I motivi? In primo luogo, per il timore di viaggiare (17,7%), modalità immediatamente seguita dall'impossibilità economica (14,6%) o dall'aver già rinunciato, al di là dell'emergenza sanitaria (12,2%). Quanto all'identikit del turista straniero che verrà in Italia, secondo l'indagine, si tratta di quadro o impiegato, di età compresa tra i 36 e i 64 anni, con un titolo di studio medio-alto, preferibilmente laureato. Opta per una vacanza preferibilmente di una settimana, in coppia o in famiglia, meglio se al mare nel mese di agosto, non disdegnando anche montagna e città d'arte alla ricerca di un periodo di relax immerso nella natura o alla scoperta del patrimonio culturale del Belpaese. Per il pernottamento oltre la metà predilige "albergo o villaggio turistico" (44%) anche se, un altrettanto rilevante significativo 35,8%, a causa anche dei modificati consumi turistici legati all'emergenza pandemica, va alla ricerca di una "casa presa in affitto" (19,3%) o di "un'abitazione di proprietà della famiglia" (9,2%) o, infine, "ospite di parenti e amici" (7,3%). Per vivere una vacanza sicura, infine, indica due priorità: vigilare sull'osservazione delle norme di distanziamento sociale e green pass.

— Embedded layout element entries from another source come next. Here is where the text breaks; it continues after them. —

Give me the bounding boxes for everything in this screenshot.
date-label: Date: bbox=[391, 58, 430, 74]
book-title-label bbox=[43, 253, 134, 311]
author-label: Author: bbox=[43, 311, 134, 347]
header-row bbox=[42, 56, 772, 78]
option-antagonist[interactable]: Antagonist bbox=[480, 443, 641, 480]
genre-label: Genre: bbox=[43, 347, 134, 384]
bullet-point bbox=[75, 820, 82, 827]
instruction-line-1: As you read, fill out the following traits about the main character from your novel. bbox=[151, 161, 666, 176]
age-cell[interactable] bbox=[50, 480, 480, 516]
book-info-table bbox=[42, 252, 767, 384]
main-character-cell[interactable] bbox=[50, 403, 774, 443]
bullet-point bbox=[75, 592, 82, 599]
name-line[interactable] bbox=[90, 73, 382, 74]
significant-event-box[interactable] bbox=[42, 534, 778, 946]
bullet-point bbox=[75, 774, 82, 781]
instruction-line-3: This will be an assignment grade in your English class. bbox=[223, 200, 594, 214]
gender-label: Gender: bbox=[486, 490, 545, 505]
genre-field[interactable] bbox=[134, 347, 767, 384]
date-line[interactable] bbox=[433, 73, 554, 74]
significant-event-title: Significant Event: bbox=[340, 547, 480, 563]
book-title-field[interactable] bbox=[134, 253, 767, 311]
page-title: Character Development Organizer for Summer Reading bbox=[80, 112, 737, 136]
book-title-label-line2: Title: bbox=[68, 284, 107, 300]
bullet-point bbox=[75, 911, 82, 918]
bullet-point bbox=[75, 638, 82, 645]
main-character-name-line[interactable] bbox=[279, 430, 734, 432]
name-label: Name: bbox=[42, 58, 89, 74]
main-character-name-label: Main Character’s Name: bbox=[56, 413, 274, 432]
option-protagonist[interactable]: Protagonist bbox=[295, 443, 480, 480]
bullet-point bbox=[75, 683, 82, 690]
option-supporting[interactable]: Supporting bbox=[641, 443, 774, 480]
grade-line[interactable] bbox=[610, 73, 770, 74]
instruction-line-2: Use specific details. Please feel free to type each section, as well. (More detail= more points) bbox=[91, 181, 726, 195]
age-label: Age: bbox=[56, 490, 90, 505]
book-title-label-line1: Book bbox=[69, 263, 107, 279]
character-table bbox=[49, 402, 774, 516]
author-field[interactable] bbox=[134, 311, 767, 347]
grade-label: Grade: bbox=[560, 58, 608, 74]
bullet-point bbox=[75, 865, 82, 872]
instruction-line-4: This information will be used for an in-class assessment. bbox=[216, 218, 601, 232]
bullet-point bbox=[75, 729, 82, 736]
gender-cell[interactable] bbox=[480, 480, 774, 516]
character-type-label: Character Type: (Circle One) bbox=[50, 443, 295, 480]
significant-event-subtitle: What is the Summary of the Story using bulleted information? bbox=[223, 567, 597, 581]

"Le nostre stime sull'incoming in Italia confermano la tendenza in crescita per l'estate, già rilevata nei giorni scorsi sulla domanda interna, anche per i turisti stranieri, sia per quanto riguarda gli arrivi che le presenze" dice il presidente di Demoskopika, Raffaele Rio. "Si guarda all'Italia - continua Rio - con rinnovato interesse quale meta turistica, ma, al tempo stesso, si pretende che le scelte di consumo turistico siano accompagnate da una maggiore chiarezza dei protocolli di sicurezza, non ultima anche la decisione di estendere, ad esempio, il green pass anche fuori dal perimetro europeo ad altri paesi ritenuti "sicuri" sotto il profilo del controllo pandemico. Infine - conclude - sarebbe proficuo promuovere gli Stati generali del turismo italiano per il prossimo mese di ottobre con l'obiettivo di varare, in condivisione con i portatori d'interesse del comparto, una programmazione più consapevole e incisiva per il prossimo biennio".